Residents at an apartment building on Caldwell Avenue in the Montreal suburb of Côte Saint-Luc are furious about a flood in the building earlier this month that affected several units on multiple floors.
“I walked in and water was flowing,” said Bonnie Lewis, a tenant who lives on the 11th floor.
“From my ceiling it was flooding, from the toilet it’s bubbling up,” recalled Yudit Pinsky, whose home is on the 10th floor. “All the water came out from the toilet.”
They say the flood happened in the early hours of Feb. 6 at the end of a series of extremely cold days in the city and the province, when overnight temperatures dropped to -30 C.
Lewis and others suspect the low temperatures were a factor in the flood.
“A pipe broke, I understand, up on the roof,” she told Global News, “and they’re telling me now it was the sprinkler system that broke.”
Tenants allege the pipe broke because there is not enough heat in the building, and there hasn’t been for years.
“I use the stove to warm up the apartment,” Pinsky said, sitting between two space heaters in her bachelor apartment.
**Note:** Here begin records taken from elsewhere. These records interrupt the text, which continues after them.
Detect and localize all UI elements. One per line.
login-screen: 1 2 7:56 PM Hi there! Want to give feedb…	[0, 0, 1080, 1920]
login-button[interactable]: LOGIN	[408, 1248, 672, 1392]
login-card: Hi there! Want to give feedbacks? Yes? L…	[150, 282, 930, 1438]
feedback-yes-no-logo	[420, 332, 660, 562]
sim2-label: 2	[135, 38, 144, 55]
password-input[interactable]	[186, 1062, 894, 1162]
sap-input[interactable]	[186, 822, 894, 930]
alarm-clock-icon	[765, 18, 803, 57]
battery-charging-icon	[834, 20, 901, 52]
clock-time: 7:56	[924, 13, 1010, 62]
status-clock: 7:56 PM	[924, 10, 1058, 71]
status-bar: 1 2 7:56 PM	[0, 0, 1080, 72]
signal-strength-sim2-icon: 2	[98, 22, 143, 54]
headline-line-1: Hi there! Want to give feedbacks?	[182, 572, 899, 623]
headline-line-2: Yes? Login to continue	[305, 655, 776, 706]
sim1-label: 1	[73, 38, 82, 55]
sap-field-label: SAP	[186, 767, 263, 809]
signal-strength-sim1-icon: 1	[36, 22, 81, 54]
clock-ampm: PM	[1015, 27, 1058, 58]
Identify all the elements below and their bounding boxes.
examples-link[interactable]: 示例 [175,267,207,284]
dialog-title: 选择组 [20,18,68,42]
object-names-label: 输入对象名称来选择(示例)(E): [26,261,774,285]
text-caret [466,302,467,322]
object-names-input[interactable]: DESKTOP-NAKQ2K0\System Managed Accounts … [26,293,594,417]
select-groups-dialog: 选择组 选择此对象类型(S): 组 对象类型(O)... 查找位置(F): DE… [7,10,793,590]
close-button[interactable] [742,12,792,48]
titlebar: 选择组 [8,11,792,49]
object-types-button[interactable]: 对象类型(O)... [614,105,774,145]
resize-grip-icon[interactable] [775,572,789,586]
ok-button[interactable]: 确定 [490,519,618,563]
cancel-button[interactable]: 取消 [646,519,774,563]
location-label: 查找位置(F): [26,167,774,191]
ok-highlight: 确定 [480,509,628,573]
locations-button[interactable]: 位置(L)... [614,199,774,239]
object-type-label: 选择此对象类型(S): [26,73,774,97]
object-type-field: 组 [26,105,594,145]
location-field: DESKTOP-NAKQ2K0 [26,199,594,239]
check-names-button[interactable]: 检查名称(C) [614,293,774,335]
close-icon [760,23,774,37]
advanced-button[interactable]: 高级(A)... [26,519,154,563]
With another set of cold days expected this coming weekend, residents are worried.
Because of flood damage, parts of some apartments have to be gutted and repaired, renters claimed, also alleging that so far they have no information about when that will happen or how long repairs will take.
Some, like Ruimy Abraham, whose rents are subsidized, argue that they are at the mercy of the building administration because they have limited options.
“I have to wait,” he said, adding that he just pays $500 in rent. “I don’t have nowhere to go. Where do you want me to go?”
The Côte Saint-Luc said it sent an inspector multiple times on the day of the flood to see that cleanup was being done.
One city official said the building administration promised to monitor the situation, and confirmed that the city intends to follow up with them.
Global News contacted the building administration for comment, but there was no response by deadline.